WindowsMobileは、組み込み製品向けのリアルタイムOSであるWindows CEをベースに、携帯機器向けのアプリケーションがパッケージングされたソフトウエアの総称である。基幹システム連携を考えれば、当然ながらマイクロソフト製品との親和性が高いWindowsMobile搭載のスマートフォンに一日の長がある。

マネジメント環境の整備が進む

 WindowsMobileは、組み込み製品向けリアルタイムOSであるWindows CEをベースに、携帯機器向けのアプリケーションがパッケージングされたソフトウエアの総称である。電話機能に特化した「WindowsMobile Standard」のほか、PocketPCベースの「同Professional」、Professionalから電話機能を省いた「同Classic」の3種類がある。

 最近注目されているのが、スマートフォンが持つポリシー管理やセキュリティ管理の機能だ。
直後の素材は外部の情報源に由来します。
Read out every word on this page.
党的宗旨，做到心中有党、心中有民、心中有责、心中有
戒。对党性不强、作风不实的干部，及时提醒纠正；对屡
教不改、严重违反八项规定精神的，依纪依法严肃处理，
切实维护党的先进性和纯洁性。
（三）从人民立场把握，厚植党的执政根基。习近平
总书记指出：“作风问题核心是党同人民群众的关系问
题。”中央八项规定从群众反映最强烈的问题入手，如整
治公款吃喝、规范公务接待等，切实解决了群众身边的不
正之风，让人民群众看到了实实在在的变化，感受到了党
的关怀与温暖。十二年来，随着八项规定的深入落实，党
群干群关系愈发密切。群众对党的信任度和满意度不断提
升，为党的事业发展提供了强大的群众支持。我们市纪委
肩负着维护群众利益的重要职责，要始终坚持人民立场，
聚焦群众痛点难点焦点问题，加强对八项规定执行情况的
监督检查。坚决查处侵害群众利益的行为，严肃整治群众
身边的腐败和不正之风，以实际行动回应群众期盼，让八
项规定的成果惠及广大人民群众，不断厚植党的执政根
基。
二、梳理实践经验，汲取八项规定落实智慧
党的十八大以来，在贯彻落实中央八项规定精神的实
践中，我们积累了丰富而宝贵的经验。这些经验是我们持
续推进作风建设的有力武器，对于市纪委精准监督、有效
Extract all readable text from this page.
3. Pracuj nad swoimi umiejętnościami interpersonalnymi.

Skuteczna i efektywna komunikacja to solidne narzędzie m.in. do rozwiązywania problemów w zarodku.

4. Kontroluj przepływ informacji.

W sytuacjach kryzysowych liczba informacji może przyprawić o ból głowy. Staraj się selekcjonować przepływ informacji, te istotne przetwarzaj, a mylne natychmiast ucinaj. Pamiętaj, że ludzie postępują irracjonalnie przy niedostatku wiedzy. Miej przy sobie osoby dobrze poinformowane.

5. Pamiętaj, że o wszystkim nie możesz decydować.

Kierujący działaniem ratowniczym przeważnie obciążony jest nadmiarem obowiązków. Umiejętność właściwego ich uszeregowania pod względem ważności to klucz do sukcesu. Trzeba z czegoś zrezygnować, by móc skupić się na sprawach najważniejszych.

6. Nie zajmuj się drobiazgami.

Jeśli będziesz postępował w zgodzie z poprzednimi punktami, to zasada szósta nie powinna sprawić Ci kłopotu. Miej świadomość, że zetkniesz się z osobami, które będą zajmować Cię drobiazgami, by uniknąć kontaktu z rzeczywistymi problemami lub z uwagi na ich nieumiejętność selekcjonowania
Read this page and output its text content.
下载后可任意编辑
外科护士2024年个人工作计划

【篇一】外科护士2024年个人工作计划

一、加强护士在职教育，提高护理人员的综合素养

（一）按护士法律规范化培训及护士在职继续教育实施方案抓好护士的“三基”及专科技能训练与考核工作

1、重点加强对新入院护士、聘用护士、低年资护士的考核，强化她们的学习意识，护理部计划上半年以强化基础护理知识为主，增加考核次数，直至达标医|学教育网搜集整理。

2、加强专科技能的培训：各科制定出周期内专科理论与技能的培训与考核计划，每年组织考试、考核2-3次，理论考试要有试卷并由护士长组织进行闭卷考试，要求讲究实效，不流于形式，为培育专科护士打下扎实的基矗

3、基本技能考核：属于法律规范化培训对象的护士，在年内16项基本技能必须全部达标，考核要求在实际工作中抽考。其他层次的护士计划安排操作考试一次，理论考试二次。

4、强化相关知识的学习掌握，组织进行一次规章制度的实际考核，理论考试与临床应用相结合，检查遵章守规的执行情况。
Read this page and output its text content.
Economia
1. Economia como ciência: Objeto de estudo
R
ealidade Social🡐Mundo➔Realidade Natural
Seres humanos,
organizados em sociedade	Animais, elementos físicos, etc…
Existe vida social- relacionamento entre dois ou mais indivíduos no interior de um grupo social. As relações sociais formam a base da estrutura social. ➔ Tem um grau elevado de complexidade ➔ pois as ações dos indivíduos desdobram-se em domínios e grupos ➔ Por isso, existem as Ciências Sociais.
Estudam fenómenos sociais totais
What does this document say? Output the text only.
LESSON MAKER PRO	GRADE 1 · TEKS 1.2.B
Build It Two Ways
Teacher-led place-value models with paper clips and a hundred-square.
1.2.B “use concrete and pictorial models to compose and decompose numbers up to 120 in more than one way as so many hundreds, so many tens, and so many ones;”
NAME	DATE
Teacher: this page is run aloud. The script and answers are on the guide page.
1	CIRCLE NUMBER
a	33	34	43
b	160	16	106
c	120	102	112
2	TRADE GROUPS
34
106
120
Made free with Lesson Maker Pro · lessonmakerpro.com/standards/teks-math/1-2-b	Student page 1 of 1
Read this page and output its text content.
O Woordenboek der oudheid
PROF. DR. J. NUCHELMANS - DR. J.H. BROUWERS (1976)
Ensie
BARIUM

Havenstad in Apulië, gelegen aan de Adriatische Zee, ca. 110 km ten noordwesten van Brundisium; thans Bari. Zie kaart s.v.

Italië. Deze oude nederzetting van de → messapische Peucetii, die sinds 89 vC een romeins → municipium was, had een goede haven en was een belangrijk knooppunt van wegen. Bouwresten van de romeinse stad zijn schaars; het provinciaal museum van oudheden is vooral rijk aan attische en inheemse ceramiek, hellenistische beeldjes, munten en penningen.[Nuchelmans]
Windows Mobile 6.1以降のOSを搭載する端末では、マイクロソフトが提供する「Microsoft System Center Mobile Device Manager 2008」や、ISV(独立系ソフトベンダー)の製品を使うことで、管理者が遠隔地から端末上にある情報を消去したり、カメラ機能や利用アプリケーションを制限したりできる。

 これらの機能は、通信機能が常時有効になっているスマートフォンならではの利点である。利用者が電源をオン/オフしているパソコンでは、その実現は難しい。

 従来、モバイルデバイスを用いて基幹システムと連携する仕組みを構築する場合、応答時間がかかるフォームのコミットやレンタリング、SQL処理などが課題なっていた。モバイル端末においては、通信圏外(オフライン状態)から圏内(オンライン状態)に復帰するたびに、同じ作業を再実行しなければならないからだ。

 そのため、業務システムとしての現実的な利用性は低いとされ、用途がデータの閲覧やダウンロードにとどまっていた。加えて最近は、セキュリティ強化の観点から、データのモバイルデバイスへのダウンロードは好まれない傾向が強くなっている。

クラスライブラリを活用できる

 しかし、こうした課題は、Windows-Mobileにおいては、急速に解消されつつある。モバイルアプリケーションを「ASP」や「ADO」などの .NET環境で構築できるためだ。これらのクラスライブラリを利用すれば、データベース連携は、パソコン同様にRPC(Remote Procedure Call)としても利用できる。

 XMLも扱えるため、モバイル環境であっても、システムとしてのRASIS(信頼性、可用性、保守性、保全性、安全性)を一定水準で確保した設計が可能になる。

 さらに、WindowsMobile上では、リレーショナル・データベースSQL-Serverのモバイル版である「同Compact Edition」を利用することもできる。在庫管理や納品時期確認といった、よりリアルタイム性が求められるアプリケーションを構築する際に、スマートフォン側にもデータベースを持てることになる。

 SQLServer Compact Editionの開発手法も、SQLServerとほぼ変わらない。既存のWindowsアプリケーションの開発スキルやノウハウを生かせる。

 ただし、基幹システム連携を図る際は、単に既存アプリケーションをWeb化してHTMLで操作するのでは不十分だ。オブジェクト化を図り、高度な処理を実現する必要がある。こうした設計思想は、資産管理やキャパシティプランニングのためにも重要な要素に成り得る。